The most effective way to decrease rates of rape would be to increase rates of prosecution for perpetrators, said troops in a 2011 Air Force survey, the Pentagon's most comprehensive sexual-assault survey to date.
But data show that while 40 percent of civilian sexual-assault allegations are prosecuted, "this number is a staggeringly low 8 percent in the military," according to a statement from Reps. Niki Tsongas (D) of Massachusetts and Michael Turner (R) of Ohio.
There are signs of progress, with the number of prosecutions inching upward and an increasing awareness of the military's tendency to antagonize accusers while failing to scrutinize the serial offenders. But many involved say there is a long way to go.
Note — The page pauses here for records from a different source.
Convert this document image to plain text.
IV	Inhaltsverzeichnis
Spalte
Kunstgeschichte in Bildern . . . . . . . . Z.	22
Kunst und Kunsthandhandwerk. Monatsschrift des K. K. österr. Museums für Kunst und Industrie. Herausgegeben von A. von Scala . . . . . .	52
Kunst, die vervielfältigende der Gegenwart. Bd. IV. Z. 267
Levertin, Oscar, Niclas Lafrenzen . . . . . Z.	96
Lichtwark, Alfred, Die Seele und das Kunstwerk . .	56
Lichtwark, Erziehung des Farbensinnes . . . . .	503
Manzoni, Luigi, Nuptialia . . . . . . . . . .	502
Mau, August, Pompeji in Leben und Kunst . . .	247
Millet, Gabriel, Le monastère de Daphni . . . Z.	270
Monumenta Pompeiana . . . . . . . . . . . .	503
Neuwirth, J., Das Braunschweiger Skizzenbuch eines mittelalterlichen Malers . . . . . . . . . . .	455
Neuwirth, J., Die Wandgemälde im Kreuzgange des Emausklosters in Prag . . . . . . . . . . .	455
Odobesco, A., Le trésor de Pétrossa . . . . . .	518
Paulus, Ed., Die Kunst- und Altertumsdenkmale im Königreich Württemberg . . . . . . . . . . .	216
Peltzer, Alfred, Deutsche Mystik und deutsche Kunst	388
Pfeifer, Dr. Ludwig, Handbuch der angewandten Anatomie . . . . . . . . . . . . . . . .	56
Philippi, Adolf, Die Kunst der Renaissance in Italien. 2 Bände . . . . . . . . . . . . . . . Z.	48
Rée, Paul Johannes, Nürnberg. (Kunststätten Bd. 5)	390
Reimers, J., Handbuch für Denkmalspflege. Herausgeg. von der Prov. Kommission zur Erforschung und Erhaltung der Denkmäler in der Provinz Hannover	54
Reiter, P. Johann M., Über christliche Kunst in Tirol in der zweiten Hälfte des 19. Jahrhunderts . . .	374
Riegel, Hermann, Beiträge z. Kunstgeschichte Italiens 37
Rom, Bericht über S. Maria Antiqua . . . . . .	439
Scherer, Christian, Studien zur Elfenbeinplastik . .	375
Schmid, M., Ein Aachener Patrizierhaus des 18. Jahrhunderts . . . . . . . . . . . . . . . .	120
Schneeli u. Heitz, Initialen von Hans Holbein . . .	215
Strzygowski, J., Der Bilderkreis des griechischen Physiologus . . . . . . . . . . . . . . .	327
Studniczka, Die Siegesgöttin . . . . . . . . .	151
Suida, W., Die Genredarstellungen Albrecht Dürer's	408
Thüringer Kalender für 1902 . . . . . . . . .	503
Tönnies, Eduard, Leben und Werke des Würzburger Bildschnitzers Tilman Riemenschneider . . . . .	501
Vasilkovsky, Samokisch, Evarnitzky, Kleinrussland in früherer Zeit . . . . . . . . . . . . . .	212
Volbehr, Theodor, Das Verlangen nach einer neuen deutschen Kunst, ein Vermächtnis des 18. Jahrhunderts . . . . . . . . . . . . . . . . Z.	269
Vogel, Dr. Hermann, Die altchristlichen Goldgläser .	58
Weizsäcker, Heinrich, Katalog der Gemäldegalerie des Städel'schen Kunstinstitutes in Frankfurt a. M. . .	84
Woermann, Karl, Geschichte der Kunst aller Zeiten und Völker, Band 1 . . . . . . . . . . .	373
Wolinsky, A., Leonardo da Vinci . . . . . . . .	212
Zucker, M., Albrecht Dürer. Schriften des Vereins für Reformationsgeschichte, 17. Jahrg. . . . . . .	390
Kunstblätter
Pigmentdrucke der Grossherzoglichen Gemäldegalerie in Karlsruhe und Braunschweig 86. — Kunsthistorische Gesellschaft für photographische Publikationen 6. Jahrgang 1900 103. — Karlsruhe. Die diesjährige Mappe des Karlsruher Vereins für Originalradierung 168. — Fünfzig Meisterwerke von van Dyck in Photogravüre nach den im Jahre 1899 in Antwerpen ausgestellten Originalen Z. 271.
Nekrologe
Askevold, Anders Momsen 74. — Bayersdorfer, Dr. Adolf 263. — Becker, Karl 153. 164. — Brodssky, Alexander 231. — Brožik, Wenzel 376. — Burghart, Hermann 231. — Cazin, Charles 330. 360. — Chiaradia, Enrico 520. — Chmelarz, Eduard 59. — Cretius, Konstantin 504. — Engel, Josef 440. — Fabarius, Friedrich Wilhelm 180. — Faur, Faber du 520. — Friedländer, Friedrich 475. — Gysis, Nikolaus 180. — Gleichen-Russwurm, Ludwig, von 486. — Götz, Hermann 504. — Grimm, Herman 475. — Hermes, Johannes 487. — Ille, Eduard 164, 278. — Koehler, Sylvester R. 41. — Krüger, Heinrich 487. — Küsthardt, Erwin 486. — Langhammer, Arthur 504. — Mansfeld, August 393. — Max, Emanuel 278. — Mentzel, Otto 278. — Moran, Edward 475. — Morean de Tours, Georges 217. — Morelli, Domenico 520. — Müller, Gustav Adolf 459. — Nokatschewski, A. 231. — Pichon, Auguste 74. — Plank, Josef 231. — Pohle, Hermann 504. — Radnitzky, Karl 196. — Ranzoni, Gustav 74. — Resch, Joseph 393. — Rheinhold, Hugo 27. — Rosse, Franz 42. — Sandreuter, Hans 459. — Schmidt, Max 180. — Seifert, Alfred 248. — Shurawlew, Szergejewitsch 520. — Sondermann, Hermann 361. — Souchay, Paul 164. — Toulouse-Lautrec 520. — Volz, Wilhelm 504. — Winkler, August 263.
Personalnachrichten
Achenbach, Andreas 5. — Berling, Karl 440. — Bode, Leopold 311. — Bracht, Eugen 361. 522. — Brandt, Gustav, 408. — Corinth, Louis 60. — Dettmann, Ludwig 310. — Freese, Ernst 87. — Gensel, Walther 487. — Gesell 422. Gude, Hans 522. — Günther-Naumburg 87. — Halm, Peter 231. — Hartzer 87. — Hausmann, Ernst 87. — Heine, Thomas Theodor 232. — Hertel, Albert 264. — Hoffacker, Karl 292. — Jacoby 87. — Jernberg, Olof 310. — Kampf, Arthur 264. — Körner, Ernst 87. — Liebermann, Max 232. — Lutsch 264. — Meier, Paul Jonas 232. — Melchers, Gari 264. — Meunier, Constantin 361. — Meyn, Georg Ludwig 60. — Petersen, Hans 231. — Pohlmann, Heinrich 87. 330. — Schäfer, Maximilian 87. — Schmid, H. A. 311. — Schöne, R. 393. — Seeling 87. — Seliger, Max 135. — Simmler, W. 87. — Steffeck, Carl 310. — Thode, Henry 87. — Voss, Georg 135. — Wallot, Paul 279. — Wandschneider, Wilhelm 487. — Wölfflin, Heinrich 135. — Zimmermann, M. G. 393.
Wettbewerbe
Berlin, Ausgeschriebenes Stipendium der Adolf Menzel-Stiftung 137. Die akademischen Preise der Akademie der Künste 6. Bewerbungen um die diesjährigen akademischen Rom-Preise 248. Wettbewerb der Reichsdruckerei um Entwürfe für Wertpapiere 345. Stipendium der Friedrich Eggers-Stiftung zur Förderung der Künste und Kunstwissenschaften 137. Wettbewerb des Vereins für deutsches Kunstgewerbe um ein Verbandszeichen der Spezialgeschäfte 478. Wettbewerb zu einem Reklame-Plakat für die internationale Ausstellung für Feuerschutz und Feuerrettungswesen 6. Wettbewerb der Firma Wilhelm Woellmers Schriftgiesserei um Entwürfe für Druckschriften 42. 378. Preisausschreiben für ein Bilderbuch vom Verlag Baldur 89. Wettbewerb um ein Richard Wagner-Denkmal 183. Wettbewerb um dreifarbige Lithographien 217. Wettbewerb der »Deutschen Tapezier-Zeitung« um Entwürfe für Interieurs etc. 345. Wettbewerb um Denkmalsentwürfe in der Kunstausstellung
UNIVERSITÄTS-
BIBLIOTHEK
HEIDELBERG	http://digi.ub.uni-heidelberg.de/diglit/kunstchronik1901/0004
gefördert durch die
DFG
A Pentagon study released in April shows the nature of the challenge facing the military. It found that nearly 3,200 people reported being sexually assaulted in 2011. Of these cases, some 2,400 could be prosecuted because they were "unrestricted" – meaning the victims came forward and agreed to proceed with a court case. These cases resulted in 191 convictions. Punishments for the convicts included jail time (78 percent), a reduction in rank (82 percent), fines (68 percent), and discharges or dismissal (64 percent).
It is a history of prosecution that has not improved considerably since the issue of sexual assault came to public consciousness during the infamous Tailhook scandal in 1991, critics charge. At a Las Vegas convention of the Tailhook Association, which supports naval aviation, hundreds of sailors, many of whom had been drinking alcohol, lined hotel hallways and groped and assaulted women in what became known as the "gauntlet."
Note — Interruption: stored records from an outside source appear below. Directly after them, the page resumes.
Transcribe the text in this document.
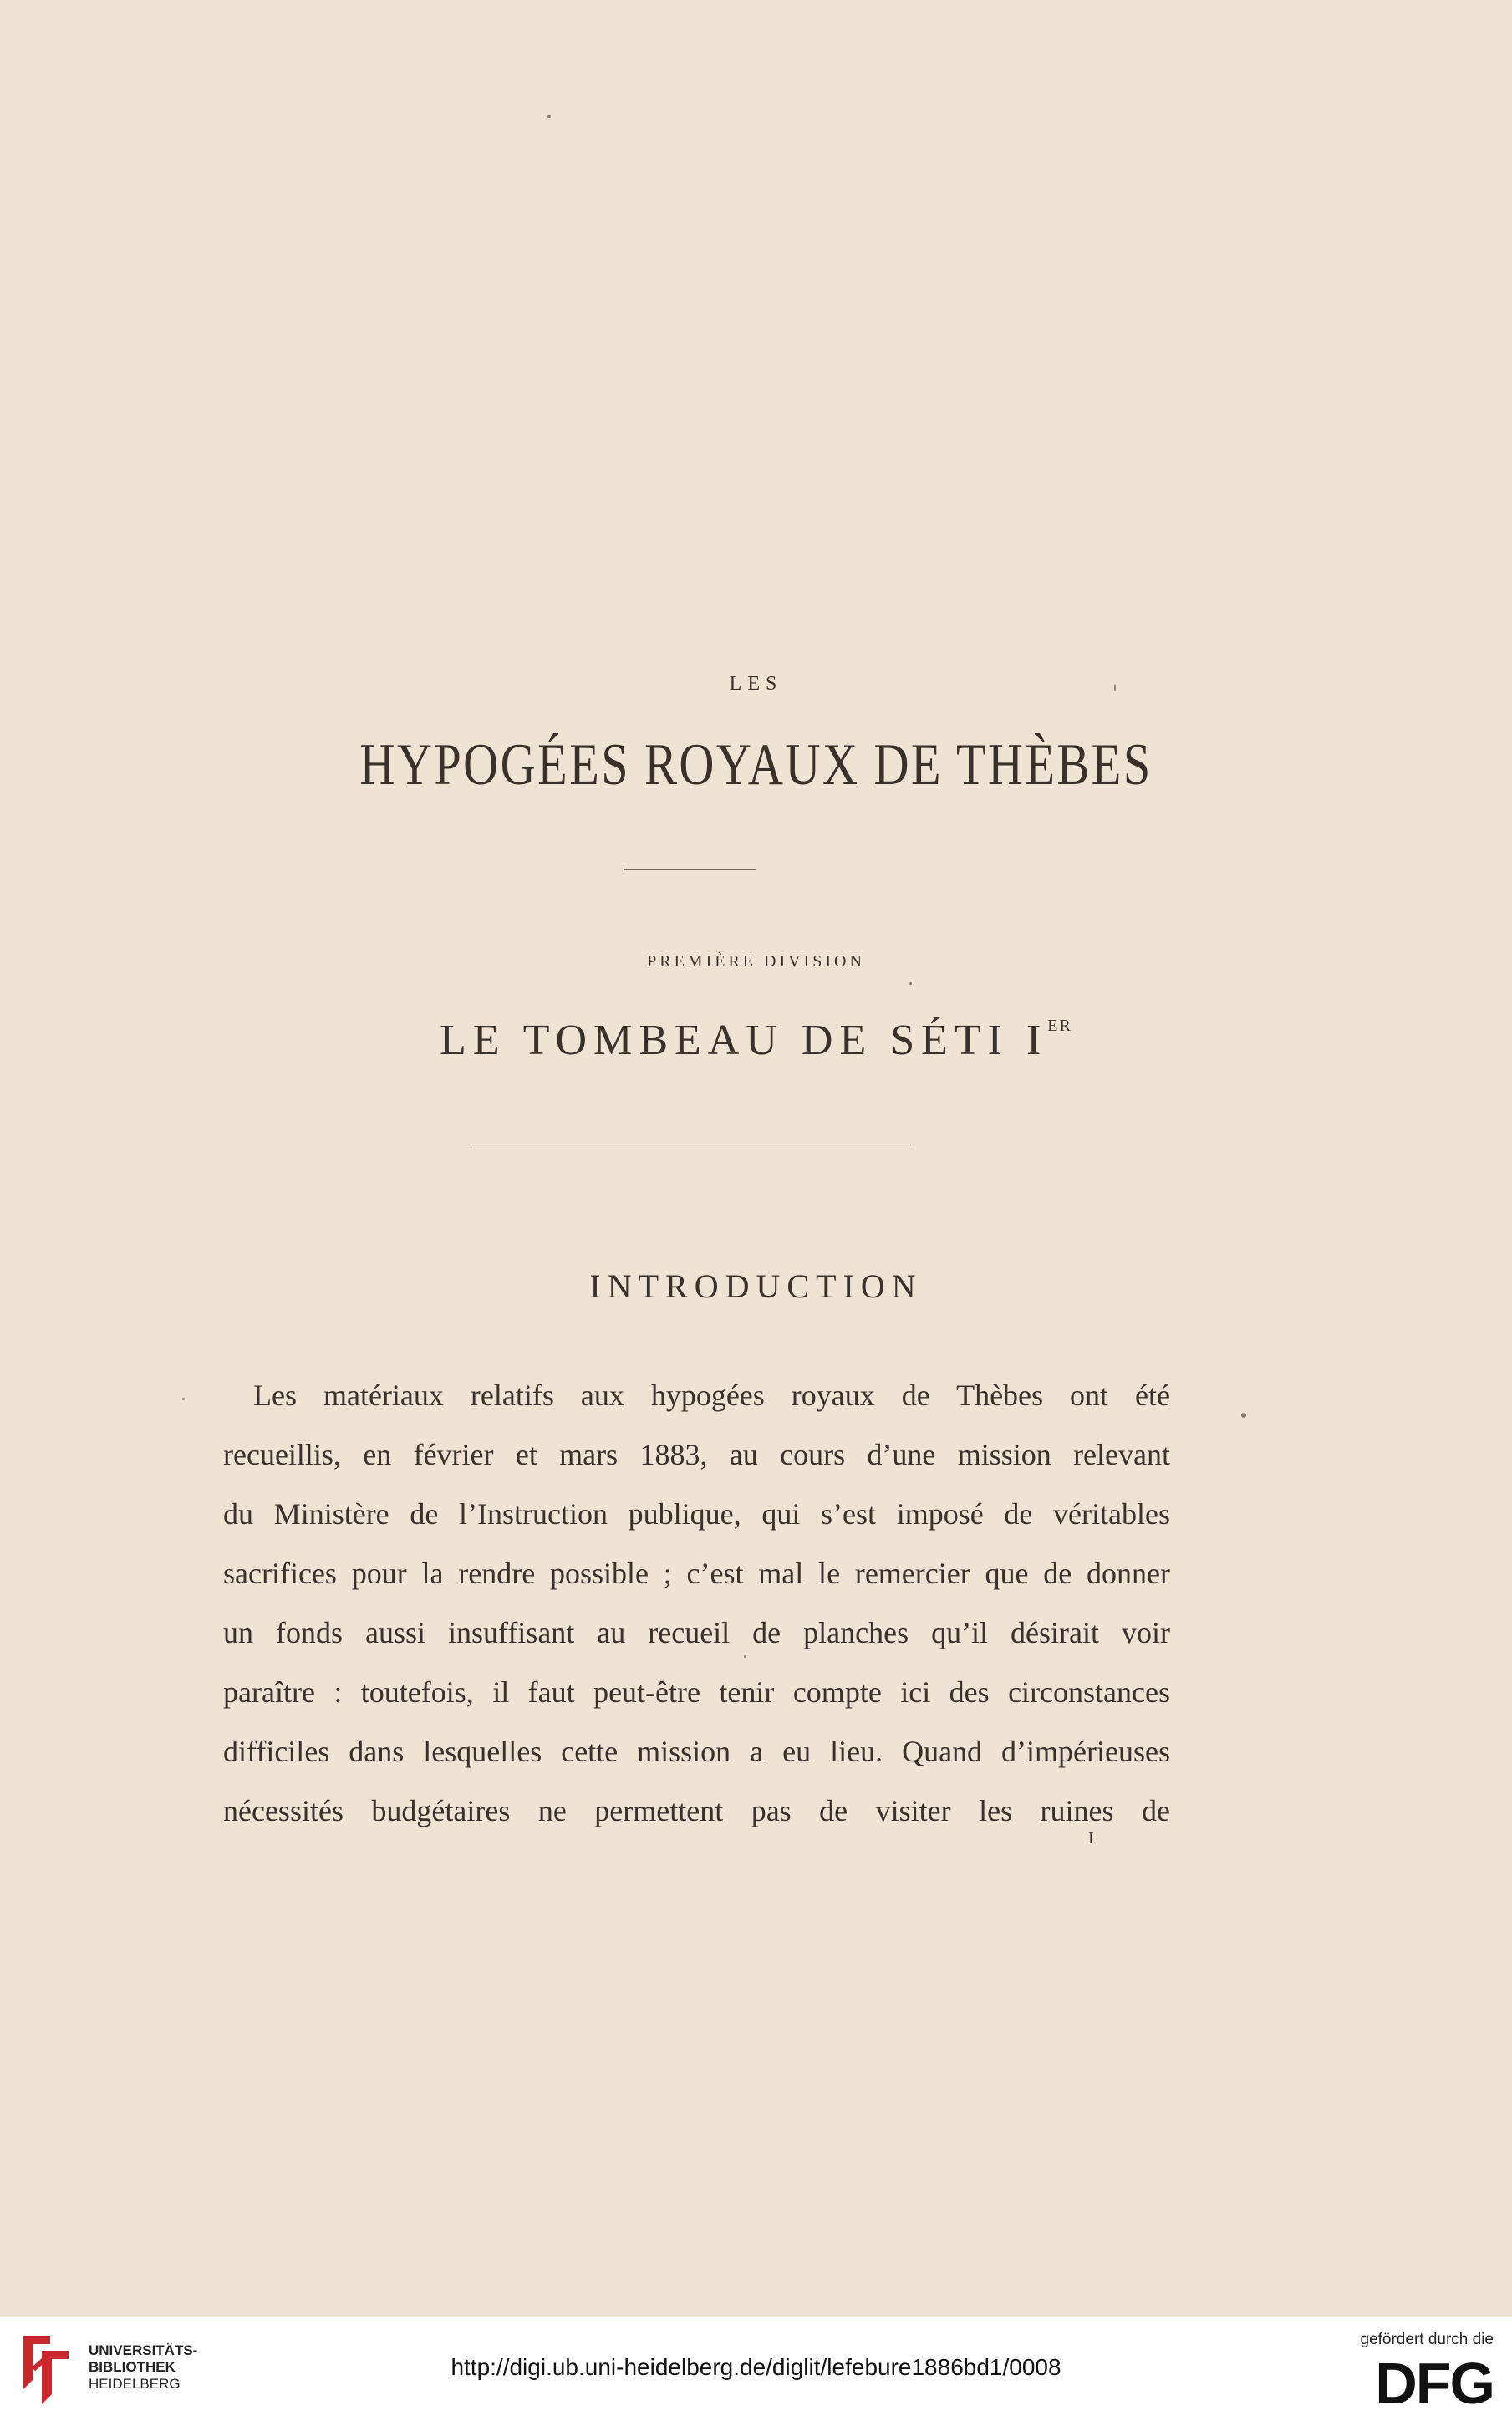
LES
HYPOGÉES ROYAUX DE THÈBES
PREMIÈRE DIVISION
LE TOMBEAU DE SÉTI IER
INTRODUCTION
Les matériaux relatifs aux hypogées royaux de Thèbes ont été
recueillis, en février et mars 1883, au cours d’une mission relevant
du Ministère de l’Instruction publique, qui s’est imposé de véritables
sacrifices pour la rendre possible ; c’est mal le remercier que de donner
un fonds aussi insuffisant au recueil de planches qu’il désirait voir
paraître : toutefois, il faut peut-être tenir compte ici des circonstances
difficiles dans lesquelles cette mission a eu lieu. Quand d’impérieuses
nécessités budgétaires ne permettent pas de visiter les ruines de
I
UNIVERSITÄTS-
BIBLIOTHEK
HEIDELBERG
http://digi.ub.uni-heidelberg.de/diglit/lefebure1886bd1/0008
gefördert durch die
DFG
In all, 87 women came forward saying that they had been assaulted.
Ultimately, efforts to prosecute offenders in the Tailhook scandal were deemed a half-hearted failure by the Pentagon's inspector general at the time. According to an internal report, Rear Adm. Duvall Williams Jr. – who spearheaded the investigation – told the assistant secretary of the Navy that "a lot of the female Navy pilots are go-go dancers, topless dancers, or hookers."
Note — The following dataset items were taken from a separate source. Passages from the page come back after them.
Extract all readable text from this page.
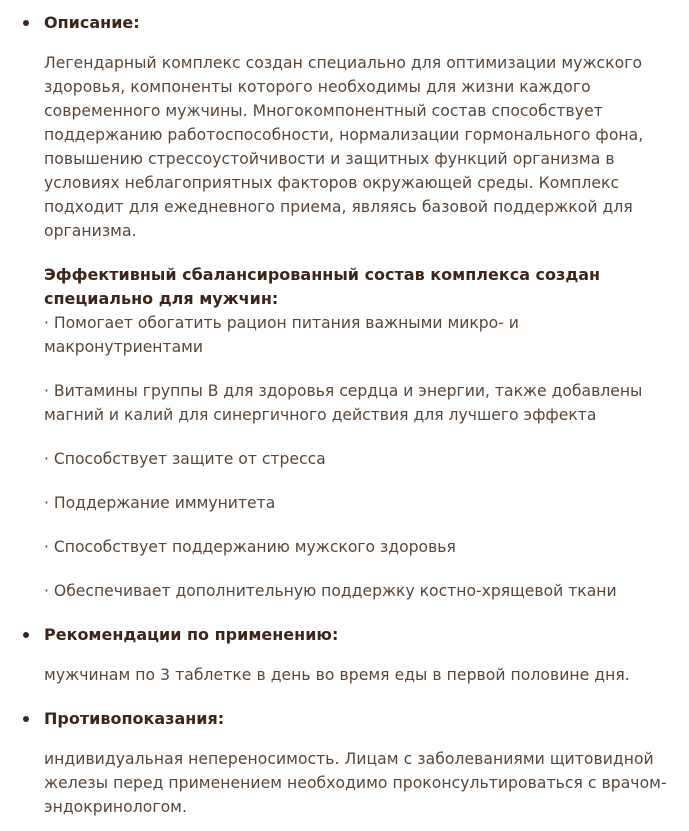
Описание:
Легендарный комплекс создан специально для оптимизации мужского здоровья, компоненты которого необходимы для жизни каждого современного мужчины. Многокомпонентный состав способствует поддержанию работоспособности, нормализации гормонального фона, повышению стрессоустойчивости и защитных функций организма в условиях неблагоприятных факторов окружающей среды. Комплекс подходит для ежедневного приема, являясь базовой поддержкой для организма.
Эффективный сбалансированный состав комплекса создан специально для мужчин:
· Помогает обогатить рацион питания важными микро- и макронутриентами
· Витамины группы В для здоровья сердца и энергии, также добавлены магний и калий для синергичного действия для лучшего эффекта
· Способствует защите от стресса
· Поддержание иммунитета
· Способствует поддержанию мужского здоровья
· Обеспечивает дополнительную поддержку костно-хрящевой ткани
Рекомендации по применению:
мужчинам по 3 таблетке в день во время еды в первой половине дня.
Противопоказания:
индивидуальная непереносимость. Лицам с заболеваниями щитовидной железы перед применением необходимо проконсультироваться с врачом-эндокринологом.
He also observed that a female officer who had come forward with a complaint had used profanity in describing her assault. "Any women who would use the F-word on a regular basis would welcome this type of activity," he reportedly said.
Today, failure to prosecute some prominent sexual-assault cases is a key reason many victims never come forward to report the crime.
The Pentagon's annual report on sexual assault estimated that only 14 percent of the 19,000 service members estimated to have experienced assault during the course of one year actually came forward.
According to one survey, one quarter said they did not report the crime because they "did not trust the reporting process."